The latest political crisis in Greece began with a spat over the future of public tv and radio. The fragile political consensus among the three-way government coalition was finally broken with one party leaving the coalition, despite continued negotiations about the shape of a new national broadcaster.
The Greek Prime Minister has reshuffled his cabinet to try and restore some stability. This latest coalition government now needs to start delivering within the tight deadlines required to access the next tranche of bailout funds. Dysfunctional politics is not the best way to cultivate the emerging “green shoots” in the Greek economy.
With unemployment at 27%, there was a feeling that Greece had hit the bottom of the curve and was on the way up. Foreign investment was beginning to reach the country again. Fairfax, a Canadian holding company, announced it is investing €164m in the Greek property market. Fairfax has form for investing in countries on the rebound: their 2011 investment in Bank of Ireland has risen 50%. In the energy market, State Oil Company of Azerbaijan Republic (SOCAR) has reached a fundamental agreement to acquire a 66% stake in Greece΄s gas transportation system operator DESFA.
But the shutdown of the Hellenic Broadcasting Corporation (ERT) by the Greek government has sparked strong reactions and a political crisis, with the Democratic Left party eventually withdrawing its support from the government.
What a difference a day makes. On Wednesday night, the indicators were that the leaders of the three political parties comprising the Greek government were close to an agreement, with all of them agreeing that ERT needed to reform. The following day one of the parties left the coalition - yet with all three still agreed on the need to reform ERT.
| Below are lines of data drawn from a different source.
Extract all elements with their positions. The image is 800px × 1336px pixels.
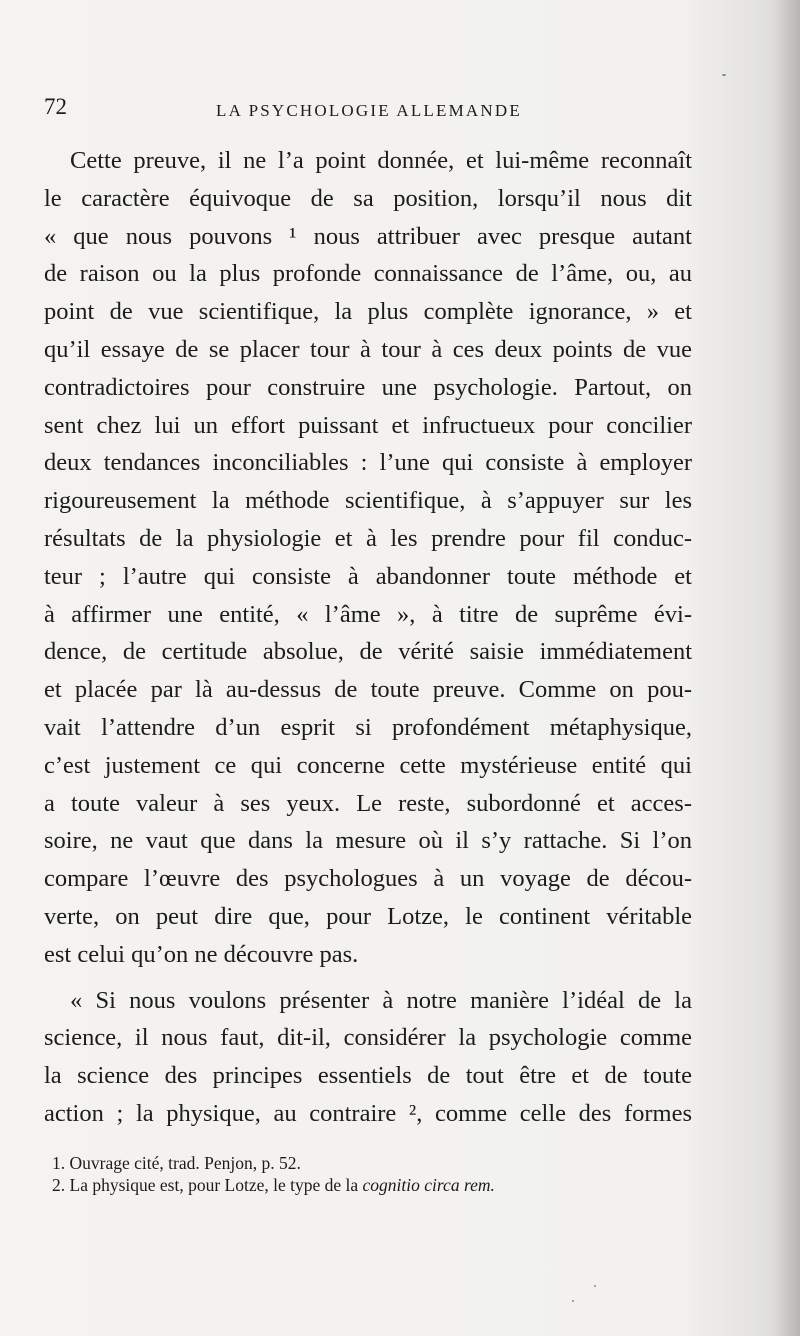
paragraph-2	[44, 982, 692, 1133]
text-line: compare l’œuvre des psychologues à un voyage de décou-	[44, 865, 692, 893]
text-line: « que nous pouvons ¹ nous attribuer avec presque autant	[44, 222, 692, 250]
text-line: est celui qu’on ne découvre pas.	[44, 940, 359, 968]
paragraph-gap	[44, 974, 692, 982]
text-line: et placée par là au-dessus de toute preuve. Comme on pou-	[44, 676, 692, 704]
text-line: le caractère équivoque de sa position, lorsqu’il nous dit	[44, 184, 692, 212]
text-line: c’est justement ce qui concerne cette mystérieuse entité qui	[44, 751, 692, 779]
text-line: de raison ou la plus profonde connaissance de l’âme, ou, au	[44, 260, 692, 288]
footnote-2	[52, 1174, 652, 1196]
paper-speck	[572, 1300, 574, 1302]
text-line: « Si nous voulons présenter à notre manière l’idéal de la	[70, 986, 692, 1014]
paper-speck	[722, 74, 726, 76]
footnote-2-italic: cognitio circa rem.	[362, 1175, 495, 1195]
body-text	[44, 142, 692, 1133]
text-line: qu’il essaye de se placer tour à tour à ces deux points de vue	[44, 335, 692, 363]
text-line: à affirmer une entité, « l’âme », à titre de suprême évi-	[44, 600, 692, 628]
text-line: contradictoires pour construire une psychologie. Partout, on	[44, 373, 692, 401]
footnote-1: 1. Ouvrage cité, trad. Penjon, p. 52.	[52, 1153, 301, 1173]
page-number: 72	[44, 94, 67, 119]
paper-speck	[594, 1285, 596, 1287]
text-line: soire, ne vaut que dans la mesure où il s’y rattache. Si l’on	[44, 827, 692, 855]
page-header	[44, 92, 704, 132]
paragraph-1	[44, 142, 692, 974]
text-line: vait l’attendre d’un esprit si profondément métaphysique,	[44, 713, 692, 741]
footnote-2-text: 2. La physique est, pour Lotze, le type de la	[52, 1175, 363, 1195]
text-line: Cette preuve, il ne l’a point donnée, et lui-même reconnaît	[70, 147, 692, 174]
running-title: LA PSYCHOLOGIE ALLEMANDE	[216, 101, 522, 120]
text-line: action ; la physique, au contraire ², comme celle des formes	[44, 1099, 692, 1127]
text-line: deux tendances inconciliables : l’une qui consiste à employer	[44, 449, 692, 477]
text-line: teur ; l’autre qui consiste à abandonner toute méthode et	[44, 562, 692, 590]
page-edge-shadow	[774, 0, 800, 1336]
text-line: a toute valeur à ses yeux. Le reste, subordonné et acces-	[44, 789, 692, 817]
text-line: sent chez lui un effort puissant et infructueux pour concilier	[44, 411, 692, 439]
text-line: dence, de certitude absolue, de vérité saisie immédiatement	[44, 638, 692, 666]
text-line: point de vue scientifique, la plus complète ignorance, » et	[44, 298, 692, 326]
text-line: science, il nous faut, dit-il, considérer la psychologie comme	[44, 1024, 692, 1052]
text-line: verte, on peut dire que, pour Lotze, le continent véritable	[44, 902, 692, 930]
text-line: rigoureusement la méthode scientifique, à s’appuyer sur les	[44, 487, 692, 515]
text-line: résultats de la physiologie et à les prendre pour fil conduc-	[44, 524, 692, 552]
text-line: la science des principes essentiels de tout être et de toute	[44, 1062, 692, 1090]
footnotes	[52, 1152, 652, 1196]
So while the principal target (reforming ERT) was shared among the parties, disagreement over the way the new national broadcaster would emerge caused the crisis. Of course, politics is not as straightforward as management – we don’t expect it to be – yet managing change in public organisations is not an area where politics is known to excel.
Before the crisis, in 2009, ERT had 4,553 staff and until a few days ago 2,907 remained. It cost about €300m (£256m) a year to run and was primarily funded by a monthly fee added to the electricity bill of each Greek household.
Despite efforts in the past few years to restructure the corporation and redesign its business model, no significant change of strategic direction has taken place. Employees have strongly resisted any restructuring efforts, and strikes have been common. Critics of ERT’s business model point to a slow-to-adapt organisation where political parties were able to satisfy their electorate by offering them employment. Also, they argue that ERT did not change its internal processes, as other private media have done. This resulted in over-staffing areas that are no longer in demand, while having to rely on outside suppliers for new services.
The Greek government remains concerned about securing its next tranche of funding from its creditors, a group known as the troika, comprising the European Central Bank, the International Monetary Fund and European Commission. Beyond ERT, Greece has committed to dismissing 15,000 public servants by the end of 2014 (of which it needs to shed 2,000 by the end of July and 4,000 by the end of 2013).
Greek officials have confirmed that the troika asked them for “game-changing” reforms in the public sector. One of these measures is about changing the perceptions that a public sector job is “for-life” by actively reducing the public sector work force. Yet, the 2,907 ERT employees represent only a very small proportion of the 650,000-strong public work force and ERT was actually profitable in recent years. It now appears that this decision was aimed at signalling further future radical reforms across the Greek public sector.
Radical reforms, though, are more-and-more challenging to implement in austerity-hit countries. With unemployment still high, the issue is not so much about political instability but also maintaining an acceptable level of societal well-being.
There are two increasingly important dimensions to Greek policymaking. First, the pain associated with the reforms needs to be shared in a fair and just way, an issue of paramount importance for societal coherence. Second, there should be more concentrated efforts to foster and grow the “green shoots” in particular industries.
But Greece’s political class finds itself in a very tricky situation. Radical new policies - yes, including job losses and welfare cuts - are necessary to promote growth. But the very nature of these reforms mean they are especially hard to carry out in a recession. Telling 3,000 people they are out of work is tough at the best of times. Six years into a recession, it is harder than ever.
The struggle to reform ERT is a microcosm of the wider problems in Greek public policy. If the government cannot fix a broadcaster without the coalition falling apart, what chance do pension or labour market reforms have? The added complication here is that these reforms need to be first approved by the troika of creditors - so appropriate negotiations need to first take place before any policy is agreed by the Greek government.
The worry is that a sense of inertia could take over. If Greek policymakers are seen to be struggling to piece together the political consensus required to push through serious reforms, then the confidence needed to spur back economic growth in the country won’t become a reality. This is something that the Greek economy desperately needs, and so do Greek people.